First pressing on limited edition indies only translucent green vinyl!

Poised to blow the cobwebs off life and unleash some much-needed wit and charm upon us, Sleaford Mods today announce the release of their astonishing 6th studio album, entitled Spare Ribs, out via Rough Trade!

The polemical Jason Williamson and dexterous producer Andrew Fearn kick against the pricks with unrivalled bite, railing against hypocrisy, inequality and apathy with their inimitable, scabrous sense of humour. And Spare Ribs, their astonishing 6th album, featuring Amy Taylor of Melbourne punks Amyl and the Sniffers and the British newcomer Billy Nomates, finds the duo charged with ire at the UK Government’s sense of entitlement, epitomised by its devil-may-care approach to the coronavirus crisis.
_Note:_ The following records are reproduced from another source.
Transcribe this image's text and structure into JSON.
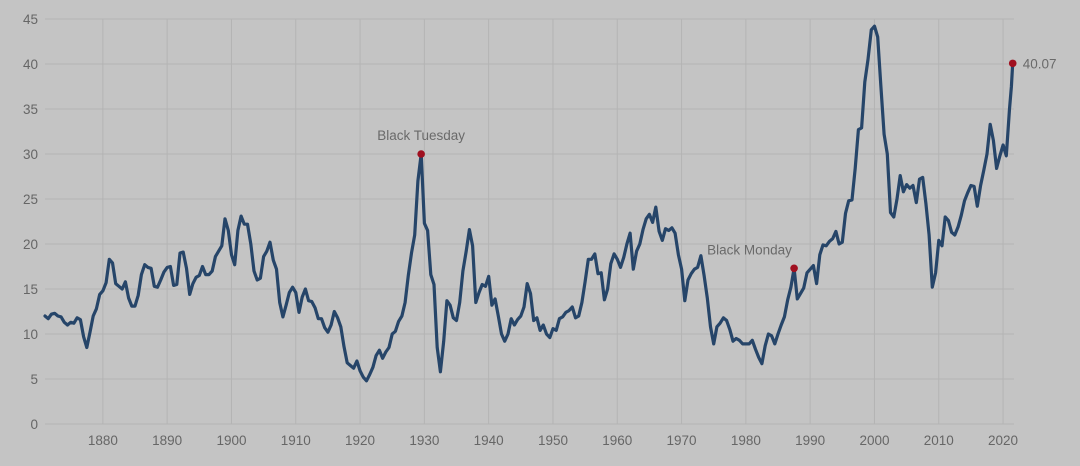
{
  "chart_data": {
    "type": "line",
    "title": "",
    "xlabel": "",
    "ylabel": "",
    "xlim": [
      1871,
      2021.7
    ],
    "ylim": [
      0,
      45
    ],
    "grid": true,
    "colors": {
      "line": "#264569",
      "marker": "#a01020",
      "background": "#c4c4c4",
      "grid": "#b4b4b4"
    },
    "x_ticks": [
      "1880",
      "1890",
      "1900",
      "1910",
      "1920",
      "1930",
      "1940",
      "1950",
      "1960",
      "1970",
      "1980",
      "1990",
      "2000",
      "2010",
      "2020"
    ],
    "y_ticks": [
      "0",
      "5",
      "10",
      "15",
      "20",
      "25",
      "30",
      "35",
      "40",
      "45"
    ],
    "series": [
      {
        "points": [
          [
            1871,
            12.0
          ],
          [
            1871.5,
            11.7
          ],
          [
            1872,
            12.2
          ],
          [
            1872.5,
            12.3
          ],
          [
            1873,
            12.0
          ],
          [
            1873.5,
            11.9
          ],
          [
            1874,
            11.3
          ],
          [
            1874.5,
            11.0
          ],
          [
            1875,
            11.3
          ],
          [
            1875.5,
            11.2
          ],
          [
            1876,
            11.8
          ],
          [
            1876.5,
            11.6
          ],
          [
            1877,
            9.7
          ],
          [
            1877.5,
            8.5
          ],
          [
            1878,
            10.2
          ],
          [
            1878.5,
            12.0
          ],
          [
            1879,
            12.8
          ],
          [
            1879.5,
            14.4
          ],
          [
            1880,
            14.8
          ],
          [
            1880.5,
            15.7
          ],
          [
            1881,
            18.3
          ],
          [
            1881.5,
            17.9
          ],
          [
            1882,
            15.6
          ],
          [
            1882.5,
            15.3
          ],
          [
            1883,
            15.0
          ],
          [
            1883.5,
            15.8
          ],
          [
            1884,
            14.0
          ],
          [
            1884.5,
            13.1
          ],
          [
            1885,
            13.1
          ],
          [
            1885.5,
            14.3
          ],
          [
            1886,
            16.6
          ],
          [
            1886.5,
            17.7
          ],
          [
            1887,
            17.4
          ],
          [
            1887.5,
            17.3
          ],
          [
            1888,
            15.3
          ],
          [
            1888.5,
            15.2
          ],
          [
            1889,
            16.0
          ],
          [
            1889.5,
            16.9
          ],
          [
            1890,
            17.4
          ],
          [
            1890.5,
            17.5
          ],
          [
            1891,
            15.4
          ],
          [
            1891.5,
            15.5
          ],
          [
            1892,
            19.0
          ],
          [
            1892.5,
            19.1
          ],
          [
            1893,
            17.3
          ],
          [
            1893.5,
            14.4
          ],
          [
            1894,
            15.6
          ],
          [
            1894.5,
            16.3
          ],
          [
            1895,
            16.5
          ],
          [
            1895.5,
            17.5
          ],
          [
            1896,
            16.6
          ],
          [
            1896.5,
            16.6
          ],
          [
            1897,
            17.0
          ],
          [
            1897.5,
            18.6
          ],
          [
            1898,
            19.2
          ],
          [
            1898.5,
            19.8
          ],
          [
            1899,
            22.8
          ],
          [
            1899.5,
            21.5
          ],
          [
            1900,
            18.8
          ],
          [
            1900.5,
            17.7
          ],
          [
            1901,
            21.5
          ],
          [
            1901.5,
            23.1
          ],
          [
            1902,
            22.2
          ],
          [
            1902.5,
            22.2
          ],
          [
            1903,
            20.0
          ],
          [
            1903.5,
            17.0
          ],
          [
            1904,
            16.0
          ],
          [
            1904.5,
            16.2
          ],
          [
            1905,
            18.6
          ],
          [
            1905.5,
            19.2
          ],
          [
            1906,
            20.2
          ],
          [
            1906.5,
            18.2
          ],
          [
            1907,
            17.2
          ],
          [
            1907.5,
            13.5
          ],
          [
            1908,
            11.9
          ],
          [
            1908.5,
            13.2
          ],
          [
            1909,
            14.6
          ],
          [
            1909.5,
            15.2
          ],
          [
            1910,
            14.6
          ],
          [
            1910.5,
            12.4
          ],
          [
            1911,
            14.1
          ],
          [
            1911.5,
            15.0
          ],
          [
            1912,
            13.7
          ],
          [
            1912.5,
            13.6
          ],
          [
            1913,
            12.9
          ],
          [
            1913.5,
            11.7
          ],
          [
            1914,
            11.7
          ],
          [
            1914.5,
            10.7
          ],
          [
            1915,
            10.2
          ],
          [
            1915.5,
            11.0
          ],
          [
            1916,
            12.5
          ],
          [
            1916.5,
            11.8
          ],
          [
            1917,
            10.8
          ],
          [
            1917.5,
            8.6
          ],
          [
            1918,
            6.8
          ],
          [
            1918.5,
            6.5
          ],
          [
            1919,
            6.2
          ],
          [
            1919.5,
            7.0
          ],
          [
            1920,
            5.9
          ],
          [
            1920.5,
            5.2
          ],
          [
            1921,
            4.8
          ],
          [
            1921.5,
            5.5
          ],
          [
            1922,
            6.3
          ],
          [
            1922.5,
            7.6
          ],
          [
            1923,
            8.2
          ],
          [
            1923.5,
            7.3
          ],
          [
            1924,
            8.0
          ],
          [
            1924.5,
            8.5
          ],
          [
            1925,
            10.0
          ],
          [
            1925.5,
            10.3
          ],
          [
            1926,
            11.4
          ],
          [
            1926.5,
            12.0
          ],
          [
            1927,
            13.5
          ],
          [
            1927.5,
            16.5
          ],
          [
            1928,
            19.0
          ],
          [
            1928.5,
            21.0
          ],
          [
            1929,
            27.0
          ],
          [
            1929.5,
            30.0
          ],
          [
            1930,
            22.3
          ],
          [
            1930.5,
            21.5
          ],
          [
            1931,
            16.6
          ],
          [
            1931.5,
            15.5
          ],
          [
            1932,
            8.5
          ],
          [
            1932.5,
            5.8
          ],
          [
            1933,
            9.2
          ],
          [
            1933.5,
            13.7
          ],
          [
            1934,
            13.2
          ],
          [
            1934.5,
            11.8
          ],
          [
            1935,
            11.5
          ],
          [
            1935.5,
            13.5
          ],
          [
            1936,
            17.0
          ],
          [
            1936.5,
            19.2
          ],
          [
            1937,
            21.6
          ],
          [
            1937.5,
            19.8
          ],
          [
            1938,
            13.5
          ],
          [
            1938.5,
            14.6
          ],
          [
            1939,
            15.5
          ],
          [
            1939.5,
            15.3
          ],
          [
            1940,
            16.4
          ],
          [
            1940.5,
            13.2
          ],
          [
            1941,
            13.9
          ],
          [
            1941.5,
            12.0
          ],
          [
            1942,
            10.0
          ],
          [
            1942.5,
            9.2
          ],
          [
            1943,
            10.0
          ],
          [
            1943.5,
            11.7
          ],
          [
            1944,
            11.0
          ],
          [
            1944.5,
            11.6
          ],
          [
            1945,
            12.0
          ],
          [
            1945.5,
            13.0
          ],
          [
            1946,
            15.6
          ],
          [
            1946.5,
            14.5
          ],
          [
            1947,
            11.5
          ],
          [
            1947.5,
            11.8
          ],
          [
            1948,
            10.4
          ],
          [
            1948.5,
            11.0
          ],
          [
            1949,
            10.0
          ],
          [
            1949.5,
            9.6
          ],
          [
            1950,
            10.6
          ],
          [
            1950.5,
            10.4
          ],
          [
            1951,
            11.7
          ],
          [
            1951.5,
            11.9
          ],
          [
            1952,
            12.4
          ],
          [
            1952.5,
            12.6
          ],
          [
            1953,
            13.0
          ],
          [
            1953.5,
            11.8
          ],
          [
            1954,
            12.0
          ],
          [
            1954.5,
            13.5
          ],
          [
            1955,
            15.8
          ],
          [
            1955.5,
            18.3
          ],
          [
            1956,
            18.3
          ],
          [
            1956.5,
            18.9
          ],
          [
            1957,
            16.7
          ],
          [
            1957.5,
            16.8
          ],
          [
            1958,
            13.8
          ],
          [
            1958.5,
            15.0
          ],
          [
            1959,
            17.8
          ],
          [
            1959.5,
            18.9
          ],
          [
            1960,
            18.3
          ],
          [
            1960.5,
            17.4
          ],
          [
            1961,
            18.5
          ],
          [
            1961.5,
            20.0
          ],
          [
            1962,
            21.2
          ],
          [
            1962.5,
            17.2
          ],
          [
            1963,
            19.2
          ],
          [
            1963.5,
            20.0
          ],
          [
            1964,
            21.6
          ],
          [
            1964.5,
            22.8
          ],
          [
            1965,
            23.3
          ],
          [
            1965.5,
            22.4
          ],
          [
            1966,
            24.1
          ],
          [
            1966.5,
            21.4
          ],
          [
            1967,
            20.4
          ],
          [
            1967.5,
            21.7
          ],
          [
            1968,
            21.5
          ],
          [
            1968.5,
            21.8
          ],
          [
            1969,
            21.2
          ],
          [
            1969.5,
            18.8
          ],
          [
            1970,
            17.2
          ],
          [
            1970.5,
            13.7
          ],
          [
            1971,
            16.0
          ],
          [
            1971.5,
            16.7
          ],
          [
            1972,
            17.2
          ],
          [
            1972.5,
            17.4
          ],
          [
            1973,
            18.7
          ],
          [
            1973.5,
            16.5
          ],
          [
            1974,
            14.0
          ],
          [
            1974.5,
            10.8
          ],
          [
            1975,
            8.9
          ],
          [
            1975.5,
            10.8
          ],
          [
            1976,
            11.2
          ],
          [
            1976.5,
            11.8
          ],
          [
            1977,
            11.5
          ],
          [
            1977.5,
            10.5
          ],
          [
            1978,
            9.2
          ],
          [
            1978.5,
            9.5
          ],
          [
            1979,
            9.3
          ],
          [
            1979.5,
            8.9
          ],
          [
            1980,
            8.9
          ],
          [
            1980.5,
            8.9
          ],
          [
            1981,
            9.3
          ],
          [
            1981.5,
            8.3
          ],
          [
            1982,
            7.4
          ],
          [
            1982.5,
            6.7
          ],
          [
            1983,
            8.7
          ],
          [
            1983.5,
            10.0
          ],
          [
            1984,
            9.8
          ],
          [
            1984.5,
            8.9
          ],
          [
            1985,
            10.0
          ],
          [
            1985.5,
            11.0
          ],
          [
            1986,
            11.9
          ],
          [
            1986.5,
            13.8
          ],
          [
            1987,
            15.2
          ],
          [
            1987.5,
            17.3
          ],
          [
            1988,
            13.9
          ],
          [
            1988.5,
            14.5
          ],
          [
            1989,
            15.1
          ],
          [
            1989.5,
            16.8
          ],
          [
            1990,
            17.2
          ],
          [
            1990.5,
            17.6
          ],
          [
            1991,
            15.6
          ],
          [
            1991.5,
            18.8
          ],
          [
            1992,
            19.9
          ],
          [
            1992.5,
            19.8
          ],
          [
            1993,
            20.3
          ],
          [
            1993.5,
            20.6
          ],
          [
            1994,
            21.4
          ],
          [
            1994.5,
            20.0
          ],
          [
            1995,
            20.2
          ],
          [
            1995.5,
            23.4
          ],
          [
            1996,
            24.8
          ],
          [
            1996.5,
            24.9
          ],
          [
            1997,
            28.4
          ],
          [
            1997.5,
            32.7
          ],
          [
            1998,
            32.9
          ],
          [
            1998.5,
            38.0
          ],
          [
            1999,
            40.5
          ],
          [
            1999.5,
            43.8
          ],
          [
            2000,
            44.2
          ],
          [
            2000.5,
            43.0
          ],
          [
            2001,
            37.5
          ],
          [
            2001.5,
            32.2
          ],
          [
            2002,
            30.0
          ],
          [
            2002.5,
            23.5
          ],
          [
            2003,
            23.0
          ],
          [
            2003.5,
            25.0
          ],
          [
            2004,
            27.6
          ],
          [
            2004.5,
            25.8
          ],
          [
            2005,
            26.6
          ],
          [
            2005.5,
            26.2
          ],
          [
            2006,
            26.5
          ],
          [
            2006.5,
            24.6
          ],
          [
            2007,
            27.2
          ],
          [
            2007.5,
            27.4
          ],
          [
            2008,
            24.5
          ],
          [
            2008.5,
            21.0
          ],
          [
            2009,
            15.2
          ],
          [
            2009.5,
            16.8
          ],
          [
            2010,
            20.4
          ],
          [
            2010.5,
            19.8
          ],
          [
            2011,
            23.0
          ],
          [
            2011.5,
            22.6
          ],
          [
            2012,
            21.3
          ],
          [
            2012.5,
            21.0
          ],
          [
            2013,
            21.9
          ],
          [
            2013.5,
            23.2
          ],
          [
            2014,
            24.8
          ],
          [
            2014.5,
            25.7
          ],
          [
            2015,
            26.5
          ],
          [
            2015.5,
            26.4
          ],
          [
            2016,
            24.2
          ],
          [
            2016.5,
            26.5
          ],
          [
            2017,
            28.2
          ],
          [
            2017.5,
            30.0
          ],
          [
            2018,
            33.3
          ],
          [
            2018.5,
            31.5
          ],
          [
            2019,
            28.4
          ],
          [
            2019.5,
            29.8
          ],
          [
            2020,
            31.0
          ],
          [
            2020.5,
            29.8
          ],
          [
            2021,
            35.0
          ],
          [
            2021.3,
            37.5
          ],
          [
            2021.5,
            40.07
          ]
        ]
      }
    ],
    "annotations": [
      {
        "label": "Black Tuesday",
        "x": 1929.5,
        "y": 30.0
      },
      {
        "label": "Black Monday",
        "x": 1987.5,
        "y": 17.3
      }
    ],
    "last_point": {
      "label": "40.07",
      "x": 2021.5,
      "y": 40.07
    }
  }
}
Commenting on the new album Jason says, “Our lives are expendable under most governments, secondary under a system of monetary rule. We are stock if you like, parts on a shelf for the purposes of profit, discarded at any moment if fabricated or non-fabricated crisis threatens productivity. This is constant, obviously and notably in the current pandemic. The masses cannot be present in the minds of ill-fitting leaders, surely? Or else the realisation of their catastrophic management would cripple their minds. Much like the human body can still survive without a full set of ribs we are all ‘spare ribs’, preservation for capitalism, through ignorance and remote rule, available for parts.”

Spare Ribs is the sound of a band so sure of their own sonic terrain that they can now explore its outer regions. The album’s title, Jason says, emerged from “the idea of the amount of people that died from the first wave of coronavirus; human lives are always expendable to the elites… We’re in a constant state of being spare ribs.” Yet Sleaford Mods are an essential part of Britain’s musical anatomy.